German chemicals giant, Evonik Industries, says it is on track to restart production of its Nylon 12 resin at some point during the fourth quarter.

Evonik's Marl plant was partially-destroyed in an explosion this April that killed two employees, leading suppliers around the world to urgently assess the fallout from the vital resin.

Nylon 12 is used for coatings and connector applications in automotive fuel handling and brake systems, with Evonik offering several substitutes while the factory in North-Rhein Westphalia (NRW) is repaired.

"We still assume we can get operational in the fourth quarter - no exact date yet," an Evonik spokeswoman told just-auto from Germany.

"We are in the work of repairing our factory - will get normal production at Marl in the fourth quarter. We offer substitutes that are Polyamide 10-10 and 10-12. They are acceptable - they are not the same but they are the best alternatives. We support our customers to be successful with these products."

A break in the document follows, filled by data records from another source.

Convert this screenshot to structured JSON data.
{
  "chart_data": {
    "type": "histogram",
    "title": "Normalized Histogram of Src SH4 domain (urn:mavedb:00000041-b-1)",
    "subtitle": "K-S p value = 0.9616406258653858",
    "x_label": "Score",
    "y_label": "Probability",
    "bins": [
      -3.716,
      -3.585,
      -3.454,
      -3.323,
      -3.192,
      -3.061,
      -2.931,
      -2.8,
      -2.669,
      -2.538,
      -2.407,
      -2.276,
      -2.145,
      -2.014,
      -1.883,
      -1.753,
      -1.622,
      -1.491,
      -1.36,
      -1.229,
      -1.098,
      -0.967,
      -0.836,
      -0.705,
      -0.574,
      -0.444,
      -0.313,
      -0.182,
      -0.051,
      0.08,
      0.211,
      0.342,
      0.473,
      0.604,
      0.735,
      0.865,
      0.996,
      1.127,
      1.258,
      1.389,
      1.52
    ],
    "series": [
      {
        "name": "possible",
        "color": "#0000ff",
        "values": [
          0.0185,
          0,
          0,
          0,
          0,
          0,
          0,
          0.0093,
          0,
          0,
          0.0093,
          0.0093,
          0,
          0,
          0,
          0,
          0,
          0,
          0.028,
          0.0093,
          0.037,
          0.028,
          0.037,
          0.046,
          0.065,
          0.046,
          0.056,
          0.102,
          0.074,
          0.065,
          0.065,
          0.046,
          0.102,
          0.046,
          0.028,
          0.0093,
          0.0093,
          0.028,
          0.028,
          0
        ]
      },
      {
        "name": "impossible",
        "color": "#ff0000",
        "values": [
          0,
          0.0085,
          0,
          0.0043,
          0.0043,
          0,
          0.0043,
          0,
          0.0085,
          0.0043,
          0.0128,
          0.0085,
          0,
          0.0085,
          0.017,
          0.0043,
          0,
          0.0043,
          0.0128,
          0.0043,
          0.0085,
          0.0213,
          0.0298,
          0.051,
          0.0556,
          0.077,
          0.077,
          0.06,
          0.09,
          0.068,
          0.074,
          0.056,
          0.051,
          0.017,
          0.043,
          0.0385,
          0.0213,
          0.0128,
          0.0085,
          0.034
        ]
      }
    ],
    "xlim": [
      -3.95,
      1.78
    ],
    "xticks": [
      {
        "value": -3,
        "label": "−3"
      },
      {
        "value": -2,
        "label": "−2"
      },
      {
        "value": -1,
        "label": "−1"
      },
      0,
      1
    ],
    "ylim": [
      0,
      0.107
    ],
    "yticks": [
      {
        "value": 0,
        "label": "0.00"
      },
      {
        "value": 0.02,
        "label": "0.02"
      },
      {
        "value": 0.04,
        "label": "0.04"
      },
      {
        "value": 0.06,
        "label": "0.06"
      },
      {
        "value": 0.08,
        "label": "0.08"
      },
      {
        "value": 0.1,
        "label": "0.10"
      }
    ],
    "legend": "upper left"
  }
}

The blast prompted a frenetic round of activity from Tier 1 suppliers and OEMs around the world, while bodies such as the Automotive Industry Action Group (AIAG) in the US convened a series of high-level workshops to address the situation.

Japanese supplier association, JAPIA, said it had alternative products to Nylon 12 with sufficient polyamide plastics production to meet demand.

North-Rhein Westphalia's civil prosecutor is still examining the fatal explosion, but Evonik says it is not yet aware when his final report will be made available.